A pandemia da Covid-19 tem um caráter ontológico à medida em que revela a nossa imensa vulnerabilidade diante de um inimigo minúsculo e invisível, e que nos força a compreender a necessidade de existirmos ao lado uns dos outros. Vivemos um “enquanto”, portanto um tempo de passagem que requer a valorização do ato que salva e o pensamento que nos organiza em nossos vínculos mais diretos.
A hora é de atentarmos para a “teoria do bando”, com a qual o filósofo italiano Leonardo Caffo define a consistência do voo dos pássaros em conjunto, de uma simples mudança de direção à aterrissagem. Para esse espetáculo de liderança simultânea e coletiva, ele lembra que cada ave tem como referência preponderante a outra que está mais próxima. É a confiança no igual que está ao lado que assegura a precisão e o ritmo do grupo em seu todo.
Essa imagem a que recorro para afirmar que o sucesso ou o insucesso do estado de reclusão social preventiva contra o coronavírus depende diretamente do grau de intuição confiante de cada pessoa com relação a quem está a seu lado é utilizada por Caffo, em seu livro A Vida de Cada Dia (Loyola, 2019), para explicar o sentido ético pela analogia do automatismo das aves no compartilhamento dos espaços vivenciais.
A crença do autor no exercício do pensamento a partir do dia a dia está na capacidade humana de multiplicação existencial através da imaginação, do poder de se projetar em outro lugar e de se perguntar o que tem feito e o que pode fazer para transformar comportamentos em gestos. “Antes da religião e da política, até mesmo antes da guerra ou da tolerância, vem a filosofia. Se por meio dela aprendemos a estar no mundo, a realidade que observamos a cada dia assumirá novas formas e estruturas, novas relações” (p.12).
O crescimento da adesão à quarentena estaria, neste aspecto, diretamente ligado a dinâmica de cada um com seus familiares, vizinhos e prestadores de serviços mais próximos. A dificuldade de sincronia da população em torno desse método de proteção capaz de assegurar o menor número de vítimas durante a pandemia é sinal evidente de que o fato de sermos humanos, como algo anterior aos motivos de nossas atitudes, tem sido perturbado por inconsequentes razões econômicas e políticas.

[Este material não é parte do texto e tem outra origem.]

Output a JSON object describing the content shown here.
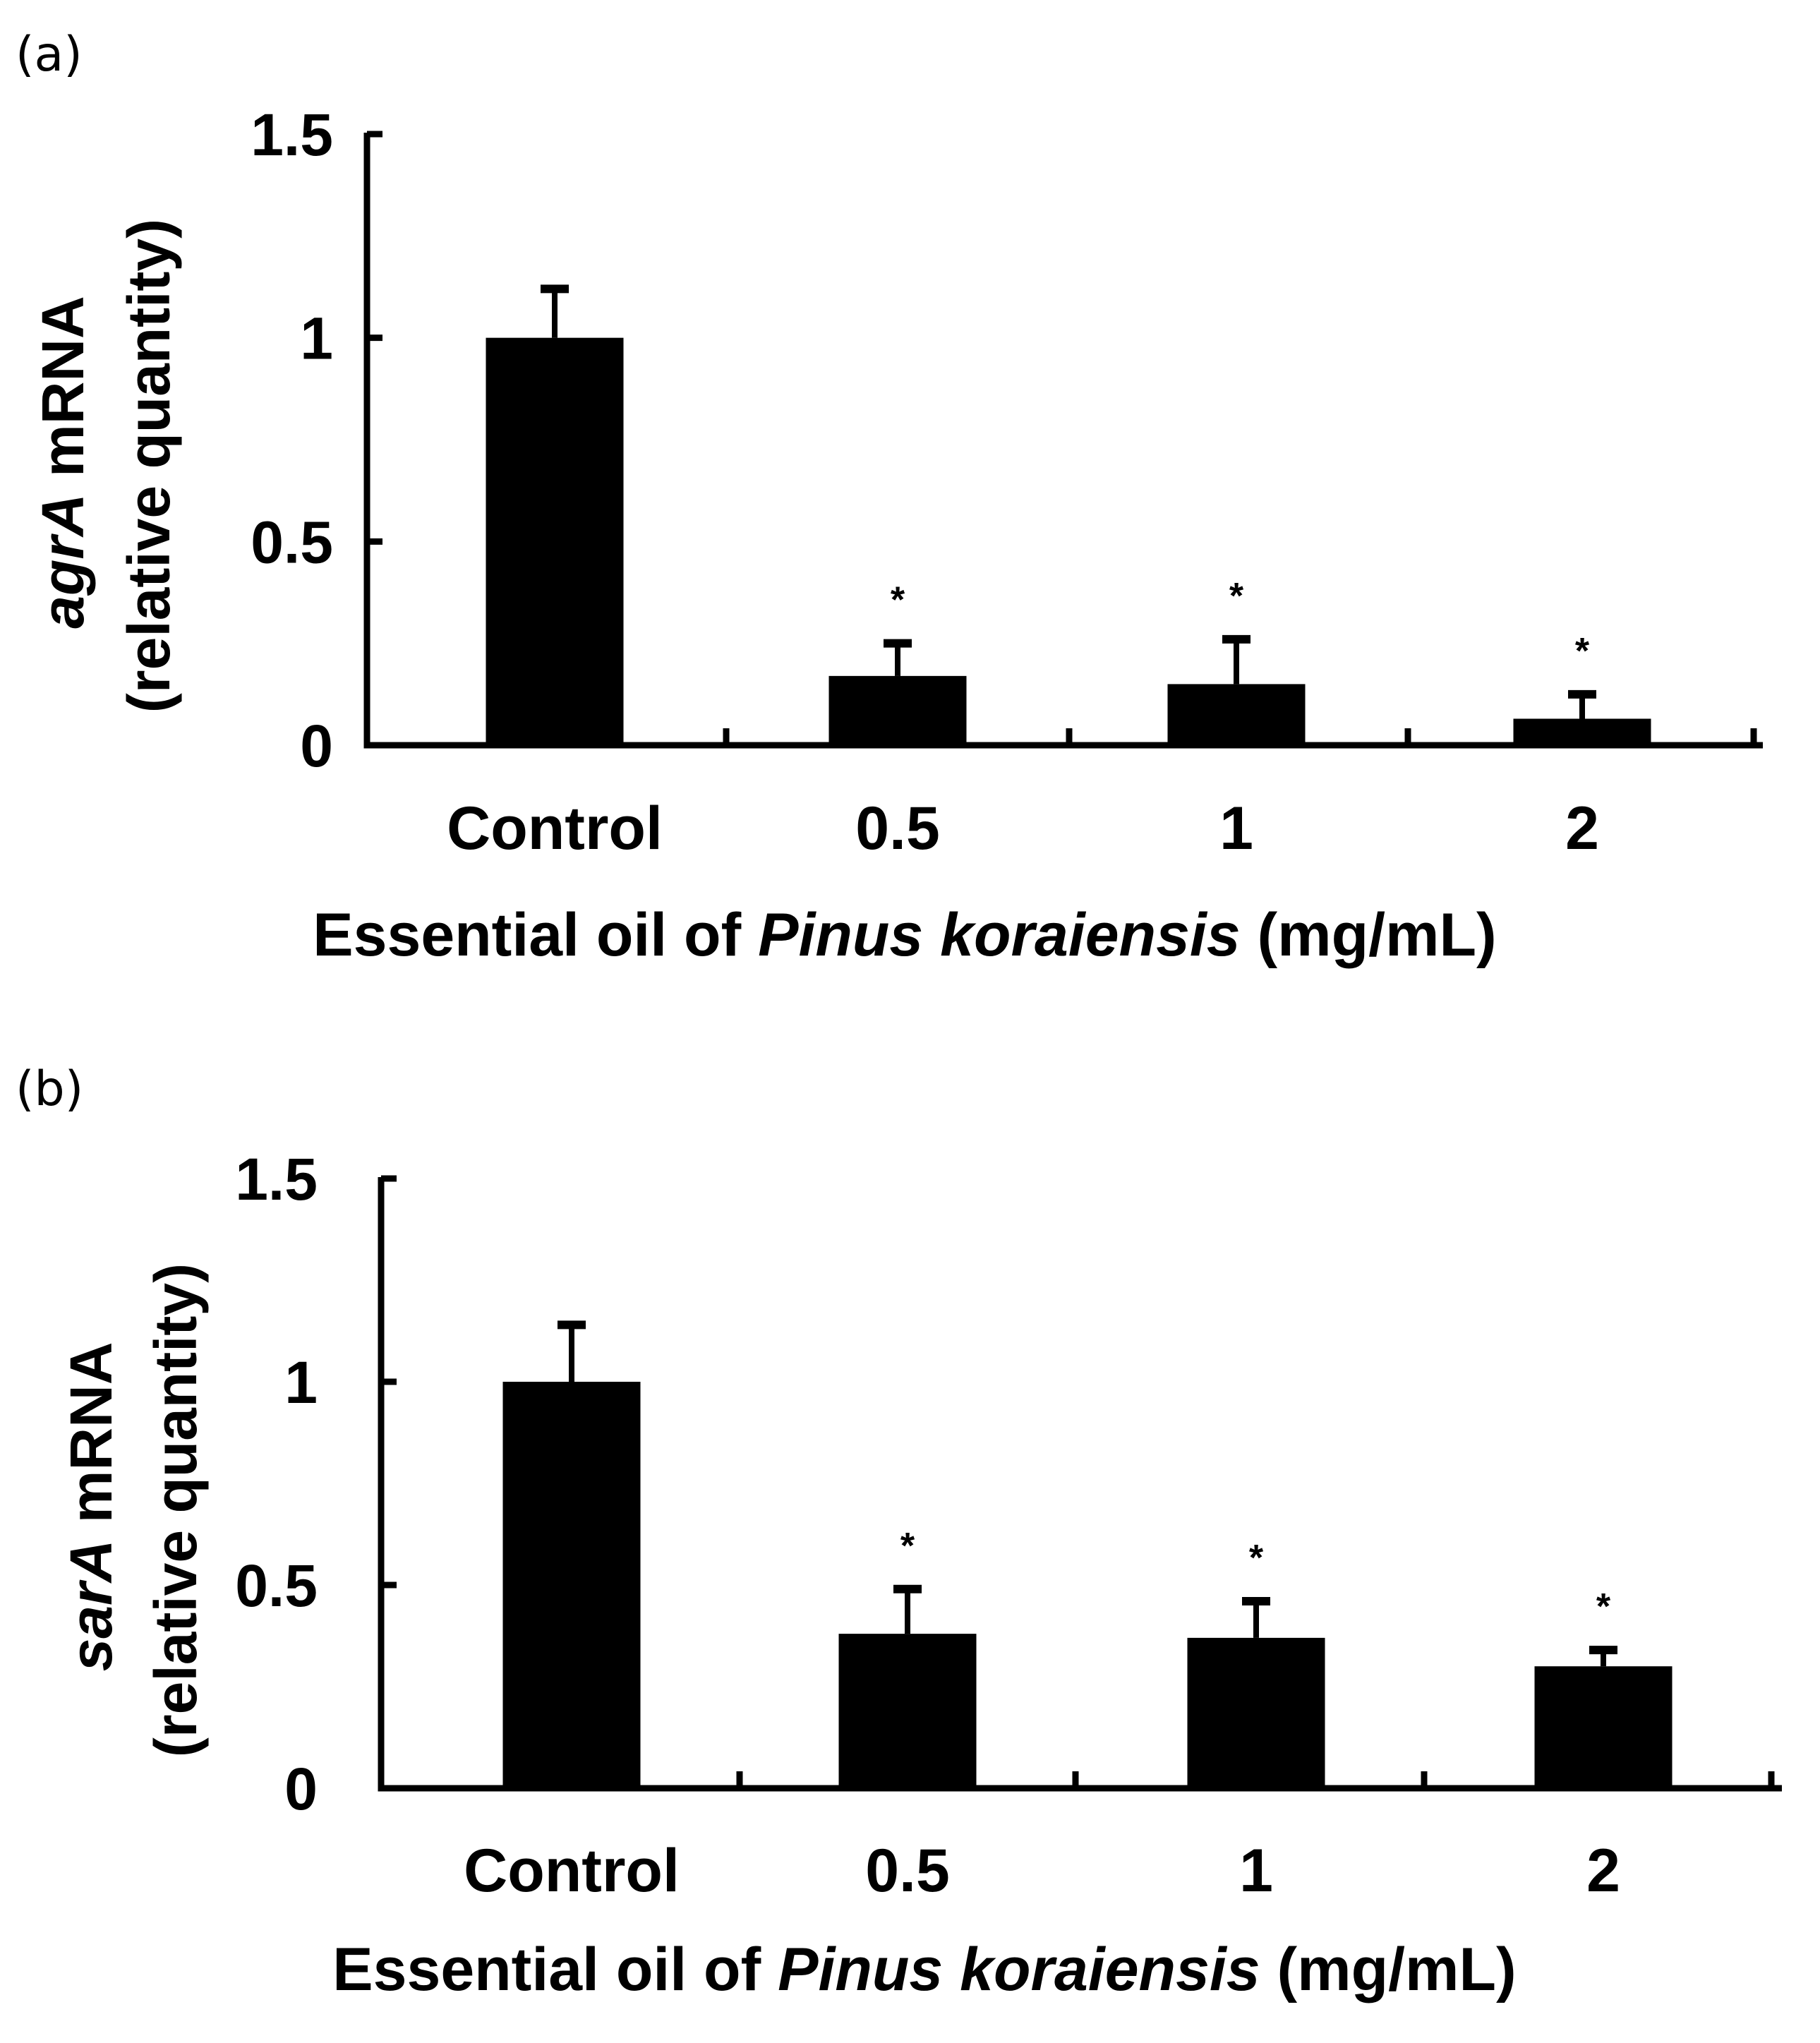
{
  "chart_data": [
    {
      "type": "bar",
      "panel_label": "(a)",
      "categories": [
        "Control",
        "0.5",
        "1",
        "2"
      ],
      "values": [
        1.0,
        0.17,
        0.15,
        0.065
      ],
      "error": [
        0.12,
        0.08,
        0.11,
        0.06
      ],
      "significance": [
        "",
        "*",
        "*",
        "*"
      ],
      "ylim": [
        0,
        1.5
      ],
      "yticks": [
        0,
        0.5,
        1,
        1.5
      ],
      "ytick_labels": [
        "0",
        "0.5",
        "1",
        "1.5"
      ],
      "ylabel": {
        "italic": "agrA",
        "rest": " mRNA",
        "line2": "(relative quantity)"
      },
      "xlabel": {
        "pre": "Essential oil of ",
        "italic": "Pinus koraiensis",
        "post": " (mg/mL)"
      },
      "bar_color": "#000000",
      "grid": false
    },
    {
      "type": "bar",
      "panel_label": "(b)",
      "categories": [
        "Control",
        "0.5",
        "1",
        "2"
      ],
      "values": [
        1.0,
        0.38,
        0.37,
        0.3
      ],
      "error": [
        0.14,
        0.11,
        0.09,
        0.04
      ],
      "significance": [
        "",
        "*",
        "*",
        "*"
      ],
      "ylim": [
        0,
        1.5
      ],
      "yticks": [
        0,
        0.5,
        1,
        1.5
      ],
      "ytick_labels": [
        "0",
        "0.5",
        "1",
        "1.5"
      ],
      "ylabel": {
        "italic": "sarA",
        "rest": " mRNA",
        "line2": "(relative quantity)"
      },
      "xlabel": {
        "pre": "Essential oil of ",
        "italic": "Pinus koraiensis",
        "post": " (mg/mL)"
      },
      "bar_color": "#000000",
      "grid": false
    }
  ]
}
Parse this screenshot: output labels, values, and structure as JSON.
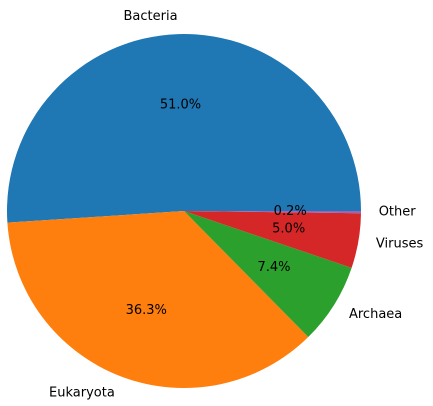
{
  "chart_data": {
    "type": "pie",
    "categories": [
      "Bacteria",
      "Eukaryota",
      "Archaea",
      "Viruses",
      "Other"
    ],
    "values": [
      51.0,
      36.3,
      7.4,
      5.0,
      0.2
    ],
    "value_labels": [
      "51.0%",
      "36.3%",
      "7.4%",
      "5.0%",
      "0.2%"
    ],
    "colors": [
      "#1f77b4",
      "#ff7f0e",
      "#2ca02c",
      "#d62728",
      "#9467bd"
    ],
    "start_angle_deg": 0,
    "direction": "counterclockwise",
    "legend": "none"
  }
}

Diante dessa conjuntura sinistra e devastadora, a filosofia, que tanto contribuiu para mudar historicamente o mundo, precisa assumir o seu papel na compreensão do que se passa, influenciando os indivíduos para que sigam a direção escolhida pelo altruísmo comum do bando humano do qual fazemos parte. O percurso que nos levará ao que poderemos nos tornar pós-pandemia estaria no ajuste da atenção, da confiança e do cuidado que temos com as pessoas imediatamente em torno de nós.
A reflexão de Leonardo Caffo questiona a noção de que o ser humano é um animal preponderantemente racional, apontando para o entendimento de que comumente fazemos mais escolhas movidos por intuição e sentimento do que pela racionalidade. É isso que produz a linguagem do voo junto e pode assegurar a eficácia do isolamento na redução da transmissão do vírus. A competição entre quem ajuda mais ou menos é uma imoralidade; o mais fundamental nessa questão é o que, antes de tudo, cada um faz silenciosa e desinteressadamente com relação a quem está próximo, tanto no sentido adjacente quanto de semelhante.